Generate candidate queries

This is the reverse-engineering step: reconstruct the prompts you never see. For each extraction target, write the queries it could win, applying the specificity rule: specific enough that no .gov, .edu, or aggregator has a clean standalone answer. Build them with the formula:

Intent+ Entity / topic+ Qualifier= Candidate query
Informationalthe claim or processcircumstance / threshold"can an IIED claim be filed alongside a PI case in [state]"
Commercialthe servicejurisdiction / criterion"flat-fee estate planning attorney in [city]"

Step 4

Run each prompt across every platform

Test each reconstructed prompt on every surface that matters: Google AI Overviews and AI Mode, ChatGPT, Perplexity, and Gemini (plus organic, scored independently). For each, record the outcome against the page's goal: are you cited (informational) or recommended (commercial)? Inclusion and organic rank are independent: an AI citation can come from a page that ranks poorly, and a strong organic page can be absent from AI entirely.

Step 5

Test semantic variations for durability

For each citation, test three rephrasings: the noun ("victims" to "claimants"), the verb ("win" to "prevail"), and the framing ("how often" to "what percentage"). Holds across 2 of 3: durable, you own the direction. Breaks at the first: fragile, winning on surface match rather than direction ownership.

Step 6

Report your findings

Compile the results into a report organized by page: for each page, list its reconstructed prompts and the outcome on each platform, scored against the page's goal. Read it by intent, your informational citation rate versus your commercial recommendation rate, so you can see where you stand on each. Every miss is a gap, and every gap is an opportunity to improve the content and increase AI inclusion. Classify each one so you know how to fix it:

  • Wrong phrasing: the answer exists, but the heading and query don't match
  • Structural packaging: the facts are present but scattered or buried in prose, not extractable
  • Institutional source: a .gov / .edu / primary source owns a cleaner answer
  • Dedicated competitor page: a competitor has a whole page built around that direction

Part 3

Fill the gaps

Every gap from your report has a specific fix, and the fix differs by intent. Match the prescription to the gap type, apply it, then re-test inclusion.

Gap: wrong phrasing

Informational

Reposition the lead claim and restructure the FAQ so the heading matches the query phrasing exactly, the question is the query.

Commercial

Add jurisdiction and location specificity to the phrasing so it matches "[service] in [city]" patterns that institutional pages never address.

Gap: structural packaging

Informational

Add a Quick Facts summary block and convert prose to bounded lists, so one passage covers the direction without stitching.

Commercial

Add criteria / selection lists and explicit fee and process language, formatted as extractable lists rather than paragraphs.

Gap: institutional source

Informational

Remove context dependency so the answer stands alone, and niche the question so a .gov / .edu source has nothing clean to cite for it.

Commercial

Replace vague claims with named attributes only a provider can state: specific services, credentials, fees, and locations.
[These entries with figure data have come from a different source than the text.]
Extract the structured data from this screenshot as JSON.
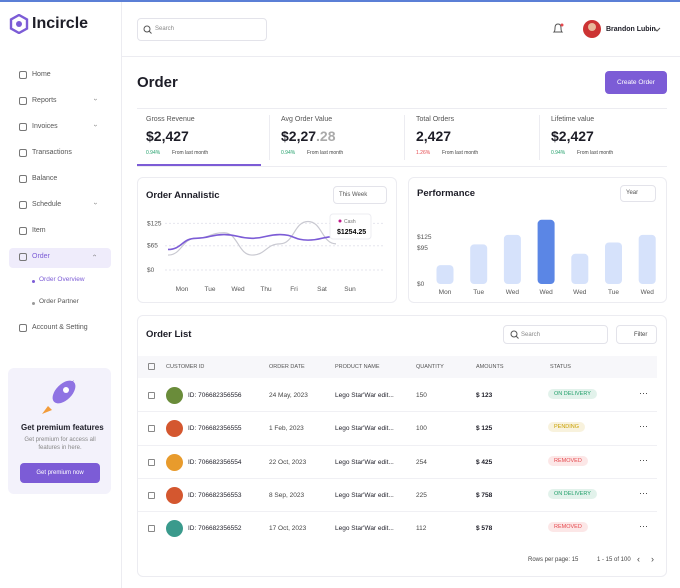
{
  "brand": "Incircle",
  "search_placeholder": "Search",
  "user": "Brandon Lubin",
  "nav": [
    "Home",
    "Reports",
    "Invoices",
    "Transactions",
    "Balance",
    "Schedule",
    "Item",
    "Order",
    "Order Overview",
    "Order Partner",
    "Account & Setting"
  ],
  "promo": {
    "title": "Get premium features",
    "text": "Get premium for access all features in here.",
    "button": "Get premium now"
  },
  "page_title": "Order",
  "create_button": "Create Order",
  "stats": [
    {
      "label": "Gross Revenue",
      "value": "$2,427",
      "decimal": "",
      "change": "0.94%",
      "change_color": "#22a06b",
      "note": "From last month"
    },
    {
      "label": "Avg Order Value",
      "value": "$2,27",
      "decimal": ".28",
      "change": "0.94%",
      "change_color": "#22a06b",
      "note": "From last month"
    },
    {
      "label": "Total Orders",
      "value": "2,427",
      "decimal": "",
      "change": "1.26%",
      "change_color": "#e5484d",
      "note": "From last month"
    },
    {
      "label": "Lifetime value",
      "value": "$2,427",
      "decimal": "",
      "change": "0.94%",
      "change_color": "#22a06b",
      "note": "From last month"
    }
  ],
  "order_chart": {
    "type": "line",
    "title": "Order Annalistic",
    "filter": "This Week",
    "tooltip": {
      "label": "Cash",
      "value": "$1254.25"
    },
    "categories": [
      "Mon",
      "Tue",
      "Wed",
      "Thu",
      "Fri",
      "Sat",
      "Sun"
    ],
    "series": [
      {
        "name": "Cash",
        "color": "#7c5cd6",
        "values": [
          55,
          85,
          95,
          85,
          95,
          80,
          90
        ]
      },
      {
        "color": "#c9c9d1",
        "values": [
          40,
          85,
          100,
          40,
          70,
          130,
          70
        ]
      }
    ],
    "ylim": [
      0,
      150
    ],
    "yticks": [
      {
        "value": 0,
        "label": "$0"
      },
      {
        "value": 65,
        "label": "$65"
      },
      {
        "value": 125,
        "label": "$125"
      }
    ]
  },
  "performance_chart": {
    "type": "bar",
    "title": "Performance",
    "filter": "Year",
    "categories": [
      "Mon",
      "Tue",
      "Wed",
      "Wed",
      "Wed",
      "Tue",
      "Wed"
    ],
    "values": [
      50,
      105,
      130,
      170,
      80,
      110,
      130
    ],
    "color": "#d6e2fb",
    "highlight_color": "#5b86e5",
    "highlight_index": 3,
    "ylim": [
      0,
      180
    ],
    "yticks": [
      {
        "value": 0,
        "label": "$0"
      },
      {
        "value": 95,
        "label": "$95"
      },
      {
        "value": 125,
        "label": "$125"
      }
    ]
  },
  "order_list": {
    "title": "Order List",
    "search_placeholder": "Search",
    "filter": "Filter",
    "columns": [
      "CUSTOMER ID",
      "ORDER DATE",
      "PRODUCT NAME",
      "QUANTITY",
      "AMOUNTS",
      "STATUS"
    ],
    "rows": [
      {
        "id": "ID: 706682356556",
        "date": "24 May, 2023",
        "product": "Lego Star'War edit...",
        "quantity": 150,
        "amount": "$ 123",
        "status": "ON DELIVERY",
        "status_color": "#22a06b"
      },
      {
        "id": "ID: 706682356555",
        "date": "1 Feb, 2023",
        "product": "Lego Star'War edit...",
        "quantity": 100,
        "amount": "$ 125",
        "status": "PENDING",
        "status_color": "#c9a000"
      },
      {
        "id": "ID: 706682356554",
        "date": "22 Oct, 2023",
        "product": "Lego Star'War edit...",
        "quantity": 254,
        "amount": "$ 425",
        "status": "REMOVED",
        "status_color": "#e5484d"
      },
      {
        "id": "ID: 706682356553",
        "date": "8 Sep, 2023",
        "product": "Lego Star'War edit...",
        "quantity": 225,
        "amount": "$ 758",
        "status": "ON DELIVERY",
        "status_color": "#22a06b"
      },
      {
        "id": "ID: 706682356552",
        "date": "17 Oct, 2023",
        "product": "Lego Star'War edit...",
        "quantity": 112,
        "amount": "$ 578",
        "status": "REMOVED",
        "status_color": "#e5484d"
      }
    ],
    "rows_per_page": "Rows per page: 15",
    "range": "1 - 15 of 100"
  }
}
Gap: dedicated competitor page

Informational

Build your own dedicated section or page that owns the direction completely, with its own named H2 and a single clear extraction target.

Commercial

Build a dedicated page for that service plus jurisdiction, leading with the named attributes and explicit fee / process specifics.

Part 4

Tracking framework

Coverage is a moving target, so monitor it on a cadence rather than treating any single citation as won.

The honest caveat

Citations erode as competitors improve. The structural fixes do not lock in a permanent position, they raise the floor for recapture speed, so when you lose a slot you win it back faster. Treat coverage as maintained, not achieved.